Manitoba MLAs returned to business this week for the first real sitting of the legislature since the NDP won its third consecutive mandate in May. And just as nothing changed May 22, the day voters handed Premier Gary Doer and his party a solid vote of confidence, nothing changed over the summer as the opposition Progressive Conservatives and Liberals came back to work with the same predictable attacks and the New Democrats mustered the same predictable defences of their record.
One starts to wonder why our elected officials engage in the daily charade of political debate known as question period.
When the legislature is sitting, it is the focal point of the political day. Countless hours are spent preparing the premier and his ministers for possible lines of attack, while opposition MLAs and their assistants spend a good chunk of their time formulating ways to embarrass the governing party with examples of failure -- with plenty of rhetorical flourish added for good measure.
The end result is a daily confrontation that produces poor questions and even poorer answers. Every statement oozes aggressive partisan sentiment, yielding little in the way of fact or truth when it comes to the important issues of the day.
Opposition MLAs hyperventilate in forced outrage for the benefit of their desk-thumping colleagues and the increasingly disinterested scribes in the press gallery, while government ministers retort in the face of the latest spending "scandal" or health-care horror story with yet another tiresome example of how the MLAs opposite screwed things up worse when they were in government.

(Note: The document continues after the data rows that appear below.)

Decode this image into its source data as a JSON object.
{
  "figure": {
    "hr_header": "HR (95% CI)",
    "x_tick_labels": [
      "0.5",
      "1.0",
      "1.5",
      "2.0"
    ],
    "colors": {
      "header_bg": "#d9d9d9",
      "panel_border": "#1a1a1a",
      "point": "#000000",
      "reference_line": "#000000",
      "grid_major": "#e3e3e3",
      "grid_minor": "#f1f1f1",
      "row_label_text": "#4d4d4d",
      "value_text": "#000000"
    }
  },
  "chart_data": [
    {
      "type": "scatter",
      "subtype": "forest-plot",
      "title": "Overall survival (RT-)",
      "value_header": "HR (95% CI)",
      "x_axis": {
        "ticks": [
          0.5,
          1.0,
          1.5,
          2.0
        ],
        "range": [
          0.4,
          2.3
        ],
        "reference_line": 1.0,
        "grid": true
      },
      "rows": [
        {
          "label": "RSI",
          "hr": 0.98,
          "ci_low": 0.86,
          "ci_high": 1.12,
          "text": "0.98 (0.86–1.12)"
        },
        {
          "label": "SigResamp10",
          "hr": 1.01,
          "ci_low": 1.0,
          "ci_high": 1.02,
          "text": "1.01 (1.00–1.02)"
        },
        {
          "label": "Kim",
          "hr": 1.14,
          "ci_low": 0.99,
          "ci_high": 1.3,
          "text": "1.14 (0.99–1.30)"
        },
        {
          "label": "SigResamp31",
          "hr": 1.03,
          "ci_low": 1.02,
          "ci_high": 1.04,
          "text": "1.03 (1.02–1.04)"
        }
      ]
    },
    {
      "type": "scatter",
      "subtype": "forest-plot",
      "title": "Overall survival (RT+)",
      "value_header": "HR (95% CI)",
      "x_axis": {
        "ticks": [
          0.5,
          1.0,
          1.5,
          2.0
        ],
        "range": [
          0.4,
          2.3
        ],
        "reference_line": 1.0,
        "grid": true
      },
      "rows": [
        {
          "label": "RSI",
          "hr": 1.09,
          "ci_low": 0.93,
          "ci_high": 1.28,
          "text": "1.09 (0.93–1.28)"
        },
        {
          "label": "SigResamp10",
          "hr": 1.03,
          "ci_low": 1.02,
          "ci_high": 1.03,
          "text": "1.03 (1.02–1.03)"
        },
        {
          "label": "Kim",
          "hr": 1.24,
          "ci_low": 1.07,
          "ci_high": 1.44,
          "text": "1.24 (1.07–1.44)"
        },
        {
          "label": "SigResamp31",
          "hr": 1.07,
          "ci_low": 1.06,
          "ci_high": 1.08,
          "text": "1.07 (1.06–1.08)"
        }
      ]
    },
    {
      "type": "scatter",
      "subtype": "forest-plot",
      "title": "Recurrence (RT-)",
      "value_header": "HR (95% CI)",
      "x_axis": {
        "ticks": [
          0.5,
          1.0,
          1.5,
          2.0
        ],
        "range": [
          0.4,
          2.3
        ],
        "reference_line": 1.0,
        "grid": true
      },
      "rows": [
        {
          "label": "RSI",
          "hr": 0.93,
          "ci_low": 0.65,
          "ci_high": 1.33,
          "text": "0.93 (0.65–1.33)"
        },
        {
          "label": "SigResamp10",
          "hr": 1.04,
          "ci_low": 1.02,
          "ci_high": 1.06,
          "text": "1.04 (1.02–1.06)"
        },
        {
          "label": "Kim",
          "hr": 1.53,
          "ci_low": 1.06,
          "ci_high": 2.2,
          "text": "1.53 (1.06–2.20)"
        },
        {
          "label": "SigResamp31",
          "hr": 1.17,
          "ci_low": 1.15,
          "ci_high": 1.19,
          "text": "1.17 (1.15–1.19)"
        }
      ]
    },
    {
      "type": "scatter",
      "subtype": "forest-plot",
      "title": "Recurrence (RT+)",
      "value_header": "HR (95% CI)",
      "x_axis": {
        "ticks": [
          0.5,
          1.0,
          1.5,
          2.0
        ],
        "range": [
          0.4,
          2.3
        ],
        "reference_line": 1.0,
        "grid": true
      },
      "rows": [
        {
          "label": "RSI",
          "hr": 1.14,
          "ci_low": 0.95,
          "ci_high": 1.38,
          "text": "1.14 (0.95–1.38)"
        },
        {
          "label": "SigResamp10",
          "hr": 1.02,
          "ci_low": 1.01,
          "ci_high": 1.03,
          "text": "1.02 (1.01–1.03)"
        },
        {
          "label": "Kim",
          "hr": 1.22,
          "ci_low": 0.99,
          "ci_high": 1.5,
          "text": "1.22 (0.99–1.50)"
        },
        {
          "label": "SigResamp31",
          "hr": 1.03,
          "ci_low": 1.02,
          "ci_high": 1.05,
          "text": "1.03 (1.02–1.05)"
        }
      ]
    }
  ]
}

Meanwhile, Manitoba voters go about their daily routines, paying next to no attention to the three-ring circus playing out under the dome. This works to the governing party's advantage, as it can divert attention away from the errors and lapses brought up in the legislature by handing out tax dollars, naming new winter holidays and the like.
In theory, question period exists to make the government more accountable for its actions. Canada is one of the few countries in the world that takes the exercise to its sadomasochistic extreme by forcing ministers to answer daily for the business of their departments. George W. Bush never has to face the U.S. Congress to account for his mistakes, while British Prime Minister Gordon Brown only gets grilled once a week by the opposition -- and he gets to see the questions in advance.
Yet those countries, and many others, do not suffer from a lack of political accountability. In fact, it is strengthened in other ways, such as the ability to approve nominations and the means to compel officials to testify before congressional committees.
Beyond that, it is the role of an opposition party to prove that it is a government-in-waiting. It does not fulfil that role if it simply drools like Pavlov's dog over every government shortcoming and howls in protest. Even though an election is now a long way away, the Progressive Conservatives and Liberals need to demonstrate that they are capable of governing. Outside of campaign periods, they haven't done that particularly well.
Back in the day, before television and the Internet, politics was a form of entertainment, and question period was the best show in town. Today all but only the most-diehard political junkies change the channel to something else when the MLAs start their daily dog-and-pony show. Though the content of this particular melodrama is important to the health of our democratic society, the characters and the plot make it almost unwatchable.
Surely there's another way to make politics matter again to ordinary Manitobans.